Chronique d'un dimanche d'août,
de la poussière et des hommes volants

La Fête des Cormorans et l'art noble du Gouren

C’était le 5 août 1923. L'Histoire venait à peine de ranger ses canons, mais au pied des rochers de Saint-Guénolé, l'urgence était toute locale. L'urgence, ce dimanche-là, consistait à savoir lequel de ces solides gaillards allait réussir à faire goûter la terre de Penmarc'h à son voisin. Et avec les deux épaules, s'il vous plaît.

C’était la Fête des Cormorans. On ne tapait pas encore exclusivement dans un ballon de cuir pour faire honneur aux couleurs du club. Le sport, le vrai, celui qui justifiait qu'on endimanche tout le pays bigouden, c’était le Gouren.

Foule regardant le Gouren à Saint-Guénolé
Une mer de coiffes sages mêlées à l'élégance des canotiers d'estivants et aux rudes casquettes de marins.

La photographie a beau être muette, elle fait un boucan de tous les diables. Regardez cette foule formée en cirque romain. Une mer de coiffes sages qui n'avaient pas encore l'ambition de gratter le ciel, mêlées à l'élégance des canotiers d'estivants et aux rudes casquettes de marins. On s’était assis à même le sol, au tout premier rang, risquant à chaque seconde de recevoir quatre-vingts kilos de muscles sur la robe du dimanche.

Au centre de l'arène, c'est l'immobilité vibrante qui précède la tempête. Les pieds nus, cuirassés par l'habitude, s'ancrent dans la terre battue. Les pantalons, les rudes bragoù, sont retroussés sous le genou pour offrir la prise.
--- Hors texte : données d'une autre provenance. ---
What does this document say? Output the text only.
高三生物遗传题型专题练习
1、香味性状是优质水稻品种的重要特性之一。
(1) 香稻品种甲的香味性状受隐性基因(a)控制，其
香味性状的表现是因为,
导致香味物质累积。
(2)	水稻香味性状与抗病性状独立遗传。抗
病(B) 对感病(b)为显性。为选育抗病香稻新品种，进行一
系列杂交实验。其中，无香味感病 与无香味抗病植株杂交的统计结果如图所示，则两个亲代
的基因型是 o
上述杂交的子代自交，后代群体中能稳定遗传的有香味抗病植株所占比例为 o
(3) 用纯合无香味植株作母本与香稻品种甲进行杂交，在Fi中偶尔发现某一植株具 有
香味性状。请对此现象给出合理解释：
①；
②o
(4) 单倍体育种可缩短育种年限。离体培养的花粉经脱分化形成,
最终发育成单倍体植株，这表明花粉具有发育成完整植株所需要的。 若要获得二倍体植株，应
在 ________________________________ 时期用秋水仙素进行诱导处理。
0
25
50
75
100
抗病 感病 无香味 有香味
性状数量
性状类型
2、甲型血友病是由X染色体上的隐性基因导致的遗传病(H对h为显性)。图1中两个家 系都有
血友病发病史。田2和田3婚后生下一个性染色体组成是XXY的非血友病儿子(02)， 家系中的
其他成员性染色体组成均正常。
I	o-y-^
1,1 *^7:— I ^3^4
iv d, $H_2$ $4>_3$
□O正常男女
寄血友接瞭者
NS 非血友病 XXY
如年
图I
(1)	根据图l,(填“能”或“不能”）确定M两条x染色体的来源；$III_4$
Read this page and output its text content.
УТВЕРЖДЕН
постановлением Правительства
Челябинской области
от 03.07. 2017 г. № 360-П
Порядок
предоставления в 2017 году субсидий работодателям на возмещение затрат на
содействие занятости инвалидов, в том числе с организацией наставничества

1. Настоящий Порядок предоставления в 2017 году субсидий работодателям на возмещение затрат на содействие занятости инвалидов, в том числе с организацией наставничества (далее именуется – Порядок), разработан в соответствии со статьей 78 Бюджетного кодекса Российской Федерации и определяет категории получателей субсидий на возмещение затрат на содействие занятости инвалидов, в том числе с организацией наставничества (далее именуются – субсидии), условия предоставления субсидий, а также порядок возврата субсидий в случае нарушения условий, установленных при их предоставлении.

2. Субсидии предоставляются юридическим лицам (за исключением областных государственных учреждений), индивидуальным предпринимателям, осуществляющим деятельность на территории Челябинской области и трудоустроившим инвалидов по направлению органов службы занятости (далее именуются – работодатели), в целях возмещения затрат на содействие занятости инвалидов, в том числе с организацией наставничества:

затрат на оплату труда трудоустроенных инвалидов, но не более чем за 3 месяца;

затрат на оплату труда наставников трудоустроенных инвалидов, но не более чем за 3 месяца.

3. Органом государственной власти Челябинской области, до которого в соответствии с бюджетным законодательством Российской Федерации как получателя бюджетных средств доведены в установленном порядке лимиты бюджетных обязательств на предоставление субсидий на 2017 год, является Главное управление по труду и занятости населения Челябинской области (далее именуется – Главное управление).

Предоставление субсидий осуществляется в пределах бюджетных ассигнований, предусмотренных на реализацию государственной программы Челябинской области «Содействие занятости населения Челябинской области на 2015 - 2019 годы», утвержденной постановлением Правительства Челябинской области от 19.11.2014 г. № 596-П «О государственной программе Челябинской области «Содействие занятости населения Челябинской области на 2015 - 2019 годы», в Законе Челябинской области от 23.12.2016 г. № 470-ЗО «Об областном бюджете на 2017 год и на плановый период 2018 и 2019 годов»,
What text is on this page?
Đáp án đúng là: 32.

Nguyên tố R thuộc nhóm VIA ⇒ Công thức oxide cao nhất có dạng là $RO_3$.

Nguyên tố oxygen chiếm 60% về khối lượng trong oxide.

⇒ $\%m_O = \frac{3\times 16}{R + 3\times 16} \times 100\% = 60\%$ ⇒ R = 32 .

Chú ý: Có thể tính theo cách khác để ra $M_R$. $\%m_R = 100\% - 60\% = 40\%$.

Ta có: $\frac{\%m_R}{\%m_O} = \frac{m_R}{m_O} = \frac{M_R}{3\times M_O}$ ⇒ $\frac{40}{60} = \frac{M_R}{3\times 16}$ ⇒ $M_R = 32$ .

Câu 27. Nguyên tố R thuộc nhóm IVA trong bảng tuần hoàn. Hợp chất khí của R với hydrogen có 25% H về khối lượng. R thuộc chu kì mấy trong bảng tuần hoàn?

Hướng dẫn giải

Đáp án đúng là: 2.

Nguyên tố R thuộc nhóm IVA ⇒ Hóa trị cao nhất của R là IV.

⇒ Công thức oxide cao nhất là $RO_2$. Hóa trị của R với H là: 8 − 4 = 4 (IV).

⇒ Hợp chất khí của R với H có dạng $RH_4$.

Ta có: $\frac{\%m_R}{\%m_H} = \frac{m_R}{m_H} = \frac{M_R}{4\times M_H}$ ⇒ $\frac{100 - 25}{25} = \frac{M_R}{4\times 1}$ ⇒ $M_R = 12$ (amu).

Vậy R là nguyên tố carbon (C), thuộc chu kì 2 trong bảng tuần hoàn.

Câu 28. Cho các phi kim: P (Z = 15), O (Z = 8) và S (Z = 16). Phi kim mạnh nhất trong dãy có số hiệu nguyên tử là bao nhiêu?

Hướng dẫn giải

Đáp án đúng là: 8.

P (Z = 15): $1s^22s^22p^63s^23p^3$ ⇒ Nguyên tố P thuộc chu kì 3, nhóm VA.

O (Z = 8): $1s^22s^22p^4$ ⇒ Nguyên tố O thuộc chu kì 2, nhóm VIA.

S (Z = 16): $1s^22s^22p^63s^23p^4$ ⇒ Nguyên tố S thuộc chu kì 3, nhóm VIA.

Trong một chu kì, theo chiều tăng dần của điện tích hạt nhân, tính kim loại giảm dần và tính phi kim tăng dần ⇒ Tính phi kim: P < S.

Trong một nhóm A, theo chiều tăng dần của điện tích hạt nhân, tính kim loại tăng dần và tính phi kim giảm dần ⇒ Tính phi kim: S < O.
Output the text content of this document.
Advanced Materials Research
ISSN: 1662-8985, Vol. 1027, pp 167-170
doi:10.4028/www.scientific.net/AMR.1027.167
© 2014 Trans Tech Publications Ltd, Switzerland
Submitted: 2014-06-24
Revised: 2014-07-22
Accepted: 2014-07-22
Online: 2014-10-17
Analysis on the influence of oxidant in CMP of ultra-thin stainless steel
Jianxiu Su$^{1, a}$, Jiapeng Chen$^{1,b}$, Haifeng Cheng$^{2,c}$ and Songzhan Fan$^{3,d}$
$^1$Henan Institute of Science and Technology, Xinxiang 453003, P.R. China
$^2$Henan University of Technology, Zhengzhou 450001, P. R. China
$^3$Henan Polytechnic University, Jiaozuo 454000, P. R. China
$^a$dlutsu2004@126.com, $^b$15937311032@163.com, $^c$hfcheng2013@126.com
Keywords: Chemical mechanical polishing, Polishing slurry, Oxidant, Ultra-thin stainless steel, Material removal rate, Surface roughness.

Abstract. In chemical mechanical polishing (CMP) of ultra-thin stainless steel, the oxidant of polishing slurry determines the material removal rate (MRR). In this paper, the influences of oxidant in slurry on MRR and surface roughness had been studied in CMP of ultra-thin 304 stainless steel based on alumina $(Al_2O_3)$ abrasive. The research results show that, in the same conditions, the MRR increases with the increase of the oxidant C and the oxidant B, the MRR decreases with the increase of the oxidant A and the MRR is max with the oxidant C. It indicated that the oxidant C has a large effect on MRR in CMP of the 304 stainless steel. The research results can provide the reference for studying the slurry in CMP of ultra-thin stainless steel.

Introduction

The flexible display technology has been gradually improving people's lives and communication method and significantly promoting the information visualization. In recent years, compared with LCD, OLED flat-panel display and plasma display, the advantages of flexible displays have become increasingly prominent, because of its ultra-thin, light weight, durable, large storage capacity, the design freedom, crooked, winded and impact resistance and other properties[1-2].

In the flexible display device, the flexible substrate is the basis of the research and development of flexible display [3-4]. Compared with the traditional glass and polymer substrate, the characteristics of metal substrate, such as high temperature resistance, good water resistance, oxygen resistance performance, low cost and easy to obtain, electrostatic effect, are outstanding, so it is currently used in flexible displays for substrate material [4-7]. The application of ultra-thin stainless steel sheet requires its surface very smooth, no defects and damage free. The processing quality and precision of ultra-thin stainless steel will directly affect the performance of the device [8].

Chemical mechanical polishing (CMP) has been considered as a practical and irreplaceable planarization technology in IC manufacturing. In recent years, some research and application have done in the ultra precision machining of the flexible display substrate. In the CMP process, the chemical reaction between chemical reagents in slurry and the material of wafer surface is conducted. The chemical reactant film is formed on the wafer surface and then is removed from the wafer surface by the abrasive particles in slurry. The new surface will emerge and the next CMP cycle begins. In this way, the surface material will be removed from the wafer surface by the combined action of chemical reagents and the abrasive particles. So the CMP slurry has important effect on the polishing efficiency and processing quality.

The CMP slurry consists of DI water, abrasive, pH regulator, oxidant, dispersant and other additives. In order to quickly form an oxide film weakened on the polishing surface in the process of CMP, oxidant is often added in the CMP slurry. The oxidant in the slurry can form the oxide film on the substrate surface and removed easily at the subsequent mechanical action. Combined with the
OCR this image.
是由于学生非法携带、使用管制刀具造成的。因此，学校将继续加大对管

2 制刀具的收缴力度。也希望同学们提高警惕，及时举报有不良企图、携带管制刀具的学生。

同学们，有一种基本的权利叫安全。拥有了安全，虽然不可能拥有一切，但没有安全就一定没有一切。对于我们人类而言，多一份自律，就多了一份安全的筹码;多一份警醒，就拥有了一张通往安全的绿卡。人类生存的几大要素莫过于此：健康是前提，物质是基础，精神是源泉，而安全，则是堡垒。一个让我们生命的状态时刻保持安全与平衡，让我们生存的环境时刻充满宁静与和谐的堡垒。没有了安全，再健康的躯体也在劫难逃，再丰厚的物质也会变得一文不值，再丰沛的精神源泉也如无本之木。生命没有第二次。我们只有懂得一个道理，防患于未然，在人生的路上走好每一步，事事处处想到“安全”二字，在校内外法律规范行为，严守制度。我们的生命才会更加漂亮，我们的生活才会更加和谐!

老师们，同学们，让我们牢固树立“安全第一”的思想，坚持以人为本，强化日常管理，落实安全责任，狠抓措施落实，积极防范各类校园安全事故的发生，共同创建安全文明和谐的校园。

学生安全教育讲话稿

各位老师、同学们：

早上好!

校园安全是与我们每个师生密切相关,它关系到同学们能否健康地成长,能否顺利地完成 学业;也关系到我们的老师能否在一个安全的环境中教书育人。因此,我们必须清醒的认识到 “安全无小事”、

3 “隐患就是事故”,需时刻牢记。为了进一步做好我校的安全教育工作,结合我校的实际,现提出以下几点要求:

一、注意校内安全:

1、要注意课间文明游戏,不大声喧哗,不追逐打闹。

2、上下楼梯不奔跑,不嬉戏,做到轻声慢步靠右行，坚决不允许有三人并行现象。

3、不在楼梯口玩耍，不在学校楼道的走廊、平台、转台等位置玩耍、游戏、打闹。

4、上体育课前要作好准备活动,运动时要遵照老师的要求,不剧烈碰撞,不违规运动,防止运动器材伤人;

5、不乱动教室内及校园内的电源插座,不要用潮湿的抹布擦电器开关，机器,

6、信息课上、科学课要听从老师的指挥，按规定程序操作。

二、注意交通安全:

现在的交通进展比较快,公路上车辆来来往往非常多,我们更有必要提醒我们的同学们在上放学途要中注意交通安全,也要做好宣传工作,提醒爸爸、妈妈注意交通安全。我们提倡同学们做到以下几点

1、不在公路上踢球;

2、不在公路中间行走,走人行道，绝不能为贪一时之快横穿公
Et puis il y a la roched, cette chemise de lin sans boutons, cousue pour endurer le poids du monde. C'est par elle que l'on s'agrippe. C'est le krog. Front contre front, épaule contre épaule, on jauge l'autre. On entendrait presque la toile craquer sous la tension colossale des poignes.

Le vol plané d'un lutteur breton
Le lamm est en route : cet art absolu de plaquer l'adversaire d'un seul élan.

Soudain, la gravité capitule. Le second cliché fige l'instant précis du vol plané. Le lamm est en route : cet art absolu, presque magique, de plaquer l'adversaire sur ses deux omoplates d'un seul élan. L'homme atterrit lourdement, et le sol breton répond par une volute de poussière claire qui vient picoter les yeux des spectateurs du premier rang.

Pourtant, il n'y a nulle barbarie là-dedans. C'est une chevalerie terrienne. Le serment a été prononcé, loyal et sans traîtrise. Dans un instant, le vainqueur relèvera le vaincu. Il lui donnera l'accolade, fraternelle, et d'un grand plat de la main, brossera affectueusement la poussière accrochée à son dos pour lui rendre son honneur. Tu es tombé, l'ami, mais tu es propre.

Cette petite nuée de terre figée sur le gélatino-bromure a cent ans, mais elle respire encore. Elle sent le sel, la sueur honnête et la fin de l'été. Elle nous murmure qu'avant d'être une affaire de classements et de championnats, le sport chez les Cormorans était ce grand théâtre humain où l'on venait, un beau dimanche, s'émerveiller de voir des hommes soulever la terre à mains nues.